The earth beneath...
16 March 2011
For a moment, I simply could not believe that what I was seeing was not a movie. A dark, horizontal curtain speeding across the landscape, closing down everything in its path...it was not a movie; it had happened hours earlier in Japan. And for another moment, I felt amazed that I could be so distracted from the world that I didn't even know this earthquake and tsunami had evolved two days prior. As much as I still feel the earth figuratively shift beneath my feet from grief, it was reality for hundreds of thousands of my brothers and sisters in humanity.
The first anniversary of losing my daughter is approaching, feeling much like that curtain, wiping out every step forward I thought I'd made, threatening the fragile cords of familial connection that grief and pain and adjustment have been working to cut through. We have friends with relatives living or working in Japan, and I look at these scenes that Steven Spielberg surely must have created, and feel their fear, worry, anxiety.

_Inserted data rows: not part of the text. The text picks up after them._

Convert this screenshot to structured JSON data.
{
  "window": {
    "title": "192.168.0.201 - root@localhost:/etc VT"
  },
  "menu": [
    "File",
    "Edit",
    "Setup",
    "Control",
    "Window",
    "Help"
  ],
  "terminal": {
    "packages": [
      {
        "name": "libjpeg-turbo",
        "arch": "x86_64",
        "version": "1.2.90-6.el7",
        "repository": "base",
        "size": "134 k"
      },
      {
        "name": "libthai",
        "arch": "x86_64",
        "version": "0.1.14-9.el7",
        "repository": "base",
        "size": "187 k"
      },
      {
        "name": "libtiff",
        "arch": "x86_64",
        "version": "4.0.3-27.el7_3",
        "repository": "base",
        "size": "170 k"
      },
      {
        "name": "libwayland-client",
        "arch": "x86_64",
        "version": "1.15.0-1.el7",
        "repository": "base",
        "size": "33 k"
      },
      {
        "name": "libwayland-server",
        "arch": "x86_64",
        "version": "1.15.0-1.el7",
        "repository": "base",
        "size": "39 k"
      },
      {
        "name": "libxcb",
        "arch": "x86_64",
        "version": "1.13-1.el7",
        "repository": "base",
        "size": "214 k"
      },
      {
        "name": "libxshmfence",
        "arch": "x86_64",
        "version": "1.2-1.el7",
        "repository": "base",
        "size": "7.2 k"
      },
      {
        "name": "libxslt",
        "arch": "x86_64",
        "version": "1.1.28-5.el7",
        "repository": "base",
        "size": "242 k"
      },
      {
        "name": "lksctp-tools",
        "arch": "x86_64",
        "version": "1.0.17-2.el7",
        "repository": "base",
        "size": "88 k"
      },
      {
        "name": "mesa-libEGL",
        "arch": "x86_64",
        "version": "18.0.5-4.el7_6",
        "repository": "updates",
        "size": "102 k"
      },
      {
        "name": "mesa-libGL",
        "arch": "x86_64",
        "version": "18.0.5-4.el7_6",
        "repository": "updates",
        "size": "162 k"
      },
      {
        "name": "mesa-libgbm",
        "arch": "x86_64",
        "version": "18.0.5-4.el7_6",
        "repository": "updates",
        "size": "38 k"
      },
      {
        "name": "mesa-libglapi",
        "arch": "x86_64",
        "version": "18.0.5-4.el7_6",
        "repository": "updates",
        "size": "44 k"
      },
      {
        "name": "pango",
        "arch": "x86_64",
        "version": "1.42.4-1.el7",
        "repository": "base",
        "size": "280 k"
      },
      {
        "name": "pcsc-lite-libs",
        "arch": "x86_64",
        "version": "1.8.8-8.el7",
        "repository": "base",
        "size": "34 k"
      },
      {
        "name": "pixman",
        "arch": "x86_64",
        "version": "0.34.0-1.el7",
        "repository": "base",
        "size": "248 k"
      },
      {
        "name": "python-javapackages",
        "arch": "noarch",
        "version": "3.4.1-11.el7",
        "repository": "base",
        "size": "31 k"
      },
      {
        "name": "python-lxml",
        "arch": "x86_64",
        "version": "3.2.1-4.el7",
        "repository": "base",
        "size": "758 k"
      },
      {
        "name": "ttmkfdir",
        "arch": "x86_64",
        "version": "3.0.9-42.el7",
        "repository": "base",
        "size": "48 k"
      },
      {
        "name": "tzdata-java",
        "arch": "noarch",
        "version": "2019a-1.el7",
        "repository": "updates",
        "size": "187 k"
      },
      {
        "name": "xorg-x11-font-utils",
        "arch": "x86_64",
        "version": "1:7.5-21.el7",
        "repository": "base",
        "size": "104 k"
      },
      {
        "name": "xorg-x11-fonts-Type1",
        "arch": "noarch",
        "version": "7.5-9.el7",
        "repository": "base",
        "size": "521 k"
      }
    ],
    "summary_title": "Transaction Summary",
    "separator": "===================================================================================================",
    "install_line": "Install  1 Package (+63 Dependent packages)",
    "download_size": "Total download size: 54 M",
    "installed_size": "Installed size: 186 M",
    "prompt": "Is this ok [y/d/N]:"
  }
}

Out of habit, I think...what if this happened to us, where would I find insulin for my daughter, where would I get my asthma medication so I could breathe in the contaminated air and help my family...
Nuclear meltdowns, urban evacuations, lack of food and clean water, missing children and sisters and brothers and mothers and fathers...more tragedy than can be imagined is contained within the 42-inch, high definition screen that sits in comfort in my air-conditioned, 18 x 25-foot family room filled with books and pillows and gold and green and oak and iron. Such grand suffering is beyond my understanding.
There is nothing I can do really but know that this moment pushes forward to the next. My prayers, my thoughts, my love--with my every exhale--must add to the millions more prayers and thoughts and bits of love going out to this place that needs me, that needs all of us. I can believe that in some existential way, the loss of my child equates to the loss of all my children equates to the loss of one and all of the world's children. This loss, like a scary toad, sat in the darkness waiting to frighten me, sadden me, most of my life--and I thought it was not survivable. But, moment by moment, anything can survive. For one moment more.